US 12,393,695 B2
Information processing apparatus, information processing method, and non-transitory computer readable medium
Tatsuya Uehara, Kanagawa (JP); Jun Kanai, Tokyo (JP); and Ryuiti Koike, Kanagawa (JP)
Assigned to Kabushiki Kaisha Toshiba, Tokyo (JP)
Filed by KABUSHIKI KAISHA TOSHIBA, Tokyo (JP)
Filed on Feb. 28, 2023, as Appl. No. 18/175,728.
Claims priority of application No. 2022-147083 (JP), filed on Sep. 15, 2022.
Prior Publication US 2024/0095371 A1, Mar. 21, 2024
Int. Cl. G06F 21/00 (2013.01); G06F 21/54 (2013.01); G06F 21/57 (2013.01)
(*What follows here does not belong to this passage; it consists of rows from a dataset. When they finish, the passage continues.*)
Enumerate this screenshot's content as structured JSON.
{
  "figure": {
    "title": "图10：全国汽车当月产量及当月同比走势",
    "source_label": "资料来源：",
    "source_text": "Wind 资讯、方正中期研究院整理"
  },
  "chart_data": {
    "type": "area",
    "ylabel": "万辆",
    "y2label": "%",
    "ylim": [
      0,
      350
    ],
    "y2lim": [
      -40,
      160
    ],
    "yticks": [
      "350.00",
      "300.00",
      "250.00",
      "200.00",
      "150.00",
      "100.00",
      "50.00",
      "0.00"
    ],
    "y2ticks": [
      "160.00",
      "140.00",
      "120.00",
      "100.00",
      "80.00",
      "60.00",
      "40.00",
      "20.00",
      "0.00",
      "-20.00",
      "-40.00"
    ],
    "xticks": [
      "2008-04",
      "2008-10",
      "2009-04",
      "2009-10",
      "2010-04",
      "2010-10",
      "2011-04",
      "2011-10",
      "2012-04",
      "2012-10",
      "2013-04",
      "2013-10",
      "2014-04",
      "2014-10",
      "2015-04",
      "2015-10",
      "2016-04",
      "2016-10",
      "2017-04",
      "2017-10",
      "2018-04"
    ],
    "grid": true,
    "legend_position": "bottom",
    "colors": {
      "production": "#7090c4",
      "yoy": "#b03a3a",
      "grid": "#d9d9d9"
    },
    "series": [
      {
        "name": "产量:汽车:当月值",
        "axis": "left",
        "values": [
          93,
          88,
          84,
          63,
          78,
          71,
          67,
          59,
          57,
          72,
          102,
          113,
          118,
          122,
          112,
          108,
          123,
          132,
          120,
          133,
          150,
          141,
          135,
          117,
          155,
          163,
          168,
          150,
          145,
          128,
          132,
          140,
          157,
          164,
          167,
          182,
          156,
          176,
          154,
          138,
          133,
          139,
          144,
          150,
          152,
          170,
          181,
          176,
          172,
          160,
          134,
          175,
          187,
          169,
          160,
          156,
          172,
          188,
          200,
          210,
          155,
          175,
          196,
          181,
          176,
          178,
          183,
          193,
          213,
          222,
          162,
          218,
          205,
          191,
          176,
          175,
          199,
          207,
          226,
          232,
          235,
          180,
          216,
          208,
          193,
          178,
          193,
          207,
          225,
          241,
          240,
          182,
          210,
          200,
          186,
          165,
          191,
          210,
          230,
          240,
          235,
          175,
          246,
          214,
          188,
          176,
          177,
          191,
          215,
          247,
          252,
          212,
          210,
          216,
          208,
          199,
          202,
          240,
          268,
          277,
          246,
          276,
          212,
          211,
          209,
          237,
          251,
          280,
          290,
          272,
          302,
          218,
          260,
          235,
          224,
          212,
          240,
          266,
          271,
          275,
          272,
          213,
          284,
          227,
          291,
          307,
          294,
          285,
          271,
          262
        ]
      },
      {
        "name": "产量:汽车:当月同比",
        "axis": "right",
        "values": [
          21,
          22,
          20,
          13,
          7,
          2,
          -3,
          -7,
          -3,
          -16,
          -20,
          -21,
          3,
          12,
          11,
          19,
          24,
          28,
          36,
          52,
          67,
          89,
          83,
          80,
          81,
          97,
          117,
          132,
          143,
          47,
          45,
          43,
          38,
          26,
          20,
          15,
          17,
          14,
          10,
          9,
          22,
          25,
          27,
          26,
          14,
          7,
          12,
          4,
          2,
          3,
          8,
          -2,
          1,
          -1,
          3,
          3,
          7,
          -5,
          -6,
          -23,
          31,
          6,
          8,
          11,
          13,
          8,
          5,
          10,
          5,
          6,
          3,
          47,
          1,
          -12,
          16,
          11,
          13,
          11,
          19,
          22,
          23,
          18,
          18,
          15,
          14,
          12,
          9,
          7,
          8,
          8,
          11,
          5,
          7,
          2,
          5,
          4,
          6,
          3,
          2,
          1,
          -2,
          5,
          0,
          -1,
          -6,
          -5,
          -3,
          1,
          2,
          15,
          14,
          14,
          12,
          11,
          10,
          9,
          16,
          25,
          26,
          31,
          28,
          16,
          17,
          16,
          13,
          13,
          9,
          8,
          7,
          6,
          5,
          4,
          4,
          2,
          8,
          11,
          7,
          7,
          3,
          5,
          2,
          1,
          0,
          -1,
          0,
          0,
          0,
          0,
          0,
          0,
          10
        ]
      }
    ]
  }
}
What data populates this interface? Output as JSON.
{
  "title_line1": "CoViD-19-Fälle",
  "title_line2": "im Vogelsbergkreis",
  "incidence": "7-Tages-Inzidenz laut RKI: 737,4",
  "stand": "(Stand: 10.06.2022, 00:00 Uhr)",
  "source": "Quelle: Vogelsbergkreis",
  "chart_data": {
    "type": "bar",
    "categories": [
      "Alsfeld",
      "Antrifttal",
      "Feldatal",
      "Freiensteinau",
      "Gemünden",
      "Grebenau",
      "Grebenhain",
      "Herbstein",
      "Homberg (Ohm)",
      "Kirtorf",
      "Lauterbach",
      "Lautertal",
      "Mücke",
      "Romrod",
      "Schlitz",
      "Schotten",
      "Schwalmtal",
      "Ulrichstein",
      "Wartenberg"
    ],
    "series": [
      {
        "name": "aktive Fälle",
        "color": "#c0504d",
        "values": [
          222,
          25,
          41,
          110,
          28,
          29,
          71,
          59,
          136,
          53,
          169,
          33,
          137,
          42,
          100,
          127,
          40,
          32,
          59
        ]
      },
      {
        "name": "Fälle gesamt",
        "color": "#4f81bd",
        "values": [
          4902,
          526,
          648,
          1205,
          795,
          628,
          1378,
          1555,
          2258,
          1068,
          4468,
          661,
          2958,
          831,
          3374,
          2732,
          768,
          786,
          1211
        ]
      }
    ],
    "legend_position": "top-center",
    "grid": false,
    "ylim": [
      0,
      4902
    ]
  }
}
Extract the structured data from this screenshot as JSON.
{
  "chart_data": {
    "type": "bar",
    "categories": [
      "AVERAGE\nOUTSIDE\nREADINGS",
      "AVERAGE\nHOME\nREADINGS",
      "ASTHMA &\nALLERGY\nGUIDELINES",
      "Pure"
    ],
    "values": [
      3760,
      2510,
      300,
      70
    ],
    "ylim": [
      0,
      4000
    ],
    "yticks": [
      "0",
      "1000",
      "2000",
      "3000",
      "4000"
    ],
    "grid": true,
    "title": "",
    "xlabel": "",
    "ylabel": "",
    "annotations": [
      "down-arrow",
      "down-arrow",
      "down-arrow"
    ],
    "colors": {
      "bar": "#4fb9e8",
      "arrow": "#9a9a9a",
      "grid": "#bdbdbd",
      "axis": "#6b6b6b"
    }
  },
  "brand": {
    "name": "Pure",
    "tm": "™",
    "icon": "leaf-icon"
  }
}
CPC G06F 21/577 (2013.01) [G06F 21/54 (2013.01)] 10 Claims
OG exemplary drawing
 
1. An information processing apparatus comprising:
a vulnerability database in which one or more pieces of vulnerability information are stored, the vulnerability information including
a vulnerability identifier for uniquely specifying vulnerability,
a software identifier for uniquely specifying software including the vulnerability, and
vulnerability description indicating content of the vulnerability;
a processing circuitry including
a matching processor configured to specify, in the vulnerability database, vulnerability information matching a software identifier of a target software provided in target equipment;
a causal component specifier configured to specify, from the vulnerability description in the vulnerability information specified by the matching processor, a causal component that is a cause of the vulnerability;
a type determiner configured to determine a type of the causal component from a name of the specified causal component; and
an output processor configured to determine, based on the software identifier of the target software and the type of the causal component, an investigation procedure concerning vulnerability of the target software and output information indicating the investigation procedure,
wherein
the causal component specifier specifies, for each piece of the vulnerability information in the vulnerability database, from the vulnerability description, the causal component that is the cause of the vulnerability,
the type determiner determines the type of the causal component from a name of the specified causal component and stores, in a causal component database, causal component information including the vulnerability identifier of the vulnerability information and the type of the causal component, and
the output processor specifies, in the causal component database, a type of the causal component matching the vulnerability identifier included in the vulnerability information specified by the matching processor and determines the investigation procedure based on the software identifier of the target software and the type of the specified causal component.